The kid grabs at his mouth and makes a weird muffled noise, like somebody trying to say something urgent through a thin partition wall.

Henry drags the woman into the house by her hair. He gets chicken all over his fingers.

Marcus sets down the omelette pan and says to his daughter, ‘Stay here.’

She stares at him with wide eyes as he hurries away. She listens to the omelette burning on the stove. She can’t believe her dad — so orderly, so safety-conscious — has forgotten it. And this thought makes her feel weak and afraid and very small. In its way it’s worse than the horrible noises — the bangs and the crashes and most of all the terrible, terrible screams — that are coming from the other side of the house.

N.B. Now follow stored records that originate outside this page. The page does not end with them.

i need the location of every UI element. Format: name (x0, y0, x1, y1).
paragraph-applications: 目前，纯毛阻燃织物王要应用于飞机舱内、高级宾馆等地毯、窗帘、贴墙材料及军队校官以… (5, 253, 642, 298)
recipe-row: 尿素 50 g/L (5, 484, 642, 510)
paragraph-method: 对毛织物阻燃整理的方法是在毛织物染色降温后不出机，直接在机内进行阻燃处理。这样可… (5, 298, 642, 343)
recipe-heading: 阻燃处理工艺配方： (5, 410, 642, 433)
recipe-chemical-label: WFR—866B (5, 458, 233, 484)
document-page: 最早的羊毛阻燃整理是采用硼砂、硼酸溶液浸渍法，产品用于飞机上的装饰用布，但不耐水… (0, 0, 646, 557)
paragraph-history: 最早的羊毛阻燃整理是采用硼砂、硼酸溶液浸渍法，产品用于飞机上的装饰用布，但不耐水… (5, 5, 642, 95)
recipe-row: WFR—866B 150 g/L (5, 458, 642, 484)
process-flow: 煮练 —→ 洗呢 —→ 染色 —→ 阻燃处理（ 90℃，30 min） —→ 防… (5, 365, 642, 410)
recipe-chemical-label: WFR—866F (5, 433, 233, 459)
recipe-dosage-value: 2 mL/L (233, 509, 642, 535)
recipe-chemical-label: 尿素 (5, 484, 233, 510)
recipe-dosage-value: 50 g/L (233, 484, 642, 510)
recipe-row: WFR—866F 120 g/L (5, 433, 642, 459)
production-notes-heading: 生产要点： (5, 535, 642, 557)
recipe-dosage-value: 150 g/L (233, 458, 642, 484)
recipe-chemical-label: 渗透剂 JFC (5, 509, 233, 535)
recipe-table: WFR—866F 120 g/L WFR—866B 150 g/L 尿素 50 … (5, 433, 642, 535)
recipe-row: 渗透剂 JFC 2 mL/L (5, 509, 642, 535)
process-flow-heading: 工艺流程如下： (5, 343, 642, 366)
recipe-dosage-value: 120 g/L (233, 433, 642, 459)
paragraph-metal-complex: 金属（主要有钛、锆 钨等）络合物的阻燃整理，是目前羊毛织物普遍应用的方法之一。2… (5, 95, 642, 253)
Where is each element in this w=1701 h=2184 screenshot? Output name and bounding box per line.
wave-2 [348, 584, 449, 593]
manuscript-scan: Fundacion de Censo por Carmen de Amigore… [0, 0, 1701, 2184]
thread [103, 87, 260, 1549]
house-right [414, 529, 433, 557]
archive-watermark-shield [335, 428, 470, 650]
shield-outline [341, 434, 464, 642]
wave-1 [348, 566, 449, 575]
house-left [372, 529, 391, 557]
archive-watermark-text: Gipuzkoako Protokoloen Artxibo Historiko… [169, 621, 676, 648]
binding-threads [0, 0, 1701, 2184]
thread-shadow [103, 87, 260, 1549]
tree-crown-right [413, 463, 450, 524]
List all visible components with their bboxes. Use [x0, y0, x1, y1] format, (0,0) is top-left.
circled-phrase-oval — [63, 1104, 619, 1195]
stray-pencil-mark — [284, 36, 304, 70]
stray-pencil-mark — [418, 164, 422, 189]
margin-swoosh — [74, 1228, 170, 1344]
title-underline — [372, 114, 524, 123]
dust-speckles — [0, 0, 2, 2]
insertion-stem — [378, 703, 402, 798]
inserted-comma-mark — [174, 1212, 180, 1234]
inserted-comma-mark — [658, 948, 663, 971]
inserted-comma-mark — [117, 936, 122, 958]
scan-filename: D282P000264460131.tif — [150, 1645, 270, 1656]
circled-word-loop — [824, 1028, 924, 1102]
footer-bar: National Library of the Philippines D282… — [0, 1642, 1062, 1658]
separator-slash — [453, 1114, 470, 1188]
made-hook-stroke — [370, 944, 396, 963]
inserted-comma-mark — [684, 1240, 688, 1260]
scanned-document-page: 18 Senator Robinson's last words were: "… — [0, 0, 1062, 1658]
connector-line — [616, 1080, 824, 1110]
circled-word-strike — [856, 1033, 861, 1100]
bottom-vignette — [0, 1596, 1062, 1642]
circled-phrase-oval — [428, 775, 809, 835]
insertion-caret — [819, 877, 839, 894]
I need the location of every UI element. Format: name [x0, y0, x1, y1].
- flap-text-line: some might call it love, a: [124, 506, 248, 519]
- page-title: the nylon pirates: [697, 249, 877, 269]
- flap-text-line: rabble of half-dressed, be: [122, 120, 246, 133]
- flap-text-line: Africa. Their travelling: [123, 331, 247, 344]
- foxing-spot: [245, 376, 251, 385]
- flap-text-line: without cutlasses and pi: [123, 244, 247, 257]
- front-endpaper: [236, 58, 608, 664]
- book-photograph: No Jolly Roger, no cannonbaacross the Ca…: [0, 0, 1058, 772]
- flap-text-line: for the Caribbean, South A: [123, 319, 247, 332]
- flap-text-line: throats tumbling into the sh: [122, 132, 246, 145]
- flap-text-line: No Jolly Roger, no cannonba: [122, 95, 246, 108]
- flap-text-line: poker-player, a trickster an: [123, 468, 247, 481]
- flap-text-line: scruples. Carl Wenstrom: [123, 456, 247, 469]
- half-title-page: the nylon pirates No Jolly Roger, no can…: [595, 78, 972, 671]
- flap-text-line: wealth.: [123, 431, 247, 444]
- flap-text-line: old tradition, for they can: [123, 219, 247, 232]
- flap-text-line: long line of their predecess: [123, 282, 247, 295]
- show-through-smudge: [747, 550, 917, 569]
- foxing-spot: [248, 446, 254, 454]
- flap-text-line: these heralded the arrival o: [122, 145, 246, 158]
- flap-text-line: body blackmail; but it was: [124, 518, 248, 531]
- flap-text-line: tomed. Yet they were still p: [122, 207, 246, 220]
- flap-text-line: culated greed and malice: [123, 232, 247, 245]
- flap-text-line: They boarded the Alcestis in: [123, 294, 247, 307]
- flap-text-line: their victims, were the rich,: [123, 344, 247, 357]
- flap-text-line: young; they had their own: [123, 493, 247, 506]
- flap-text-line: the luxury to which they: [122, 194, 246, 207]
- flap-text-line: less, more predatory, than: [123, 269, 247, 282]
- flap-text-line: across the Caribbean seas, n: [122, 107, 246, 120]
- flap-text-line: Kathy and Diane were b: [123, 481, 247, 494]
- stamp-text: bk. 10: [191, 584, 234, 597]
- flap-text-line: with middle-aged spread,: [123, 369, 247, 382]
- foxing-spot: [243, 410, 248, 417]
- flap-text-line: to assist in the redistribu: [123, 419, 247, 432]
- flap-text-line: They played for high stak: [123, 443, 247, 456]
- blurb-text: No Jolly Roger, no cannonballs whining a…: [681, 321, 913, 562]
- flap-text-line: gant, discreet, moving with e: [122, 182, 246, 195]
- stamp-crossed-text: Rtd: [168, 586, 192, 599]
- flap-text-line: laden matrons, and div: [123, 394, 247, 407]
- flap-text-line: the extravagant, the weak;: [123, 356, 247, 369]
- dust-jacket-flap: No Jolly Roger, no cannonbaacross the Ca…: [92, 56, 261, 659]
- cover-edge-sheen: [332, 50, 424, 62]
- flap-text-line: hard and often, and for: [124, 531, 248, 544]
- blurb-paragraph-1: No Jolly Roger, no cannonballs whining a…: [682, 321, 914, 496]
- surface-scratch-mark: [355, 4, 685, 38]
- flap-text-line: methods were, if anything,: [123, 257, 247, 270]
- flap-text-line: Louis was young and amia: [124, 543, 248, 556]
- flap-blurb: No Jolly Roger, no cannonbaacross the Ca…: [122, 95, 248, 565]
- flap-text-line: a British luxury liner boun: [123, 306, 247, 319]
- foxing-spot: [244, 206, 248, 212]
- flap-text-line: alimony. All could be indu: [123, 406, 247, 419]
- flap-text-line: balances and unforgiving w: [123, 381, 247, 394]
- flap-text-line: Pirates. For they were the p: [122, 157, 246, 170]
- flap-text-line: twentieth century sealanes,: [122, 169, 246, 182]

Mia needs to feel big. So she walks to the cooker and turns it off. Then she moves the pan off the hob.

She puts the hot pan into the damp sink. It sizzles, shockingly, like a serpent. She recoils from it.

A man in dark clothes drags Steph through the open door. Steph’s face is smeared in some kind of matter.

Gabriella thinks at first that it must be vomit, that Steph’s eaten her KFC and it’s made her unwell and this man must have brought her home.

But only for a moment.

The man sees Gabriella and grins a wolf’s grin, chop-licking, ear to ear. He kicks Steph in the ribs, then steps forward, raising a baseball bat.

Gabriella steps away. She stumbles over a shoe, one of Mia’s Converse.

The man swings a bat. It connects with the side of Gabriella’s head. She hears it. She falls.

The man stamps on her stomach three times, like he’s putting out a camp fire.

Marcus runs into the hallway.

Steph lies with her eyes open. She’s making strange movements with her right hand.

Dan is fighting with a young man in the front garden. The young man is hitting him again and again in the face.

Marcus makes a move to intervene, then notices the man in the living room. He’s stamping on Gabriella’s belly. He’s only a door away from the kitchen.

Marcus calls out, ‘ Mia, run! ’

Then he races into the living room and punches the man in the back of the head.

He grabs the man’s shoulders and throws him into the wall.

The man drops his baseball bat.

Gabriella drags herself to the far side of the room. She’s making a sound. Marcus hopes he never hears a sound like it again.

He casts around, looking for something to kill the man with. That’s his only thought.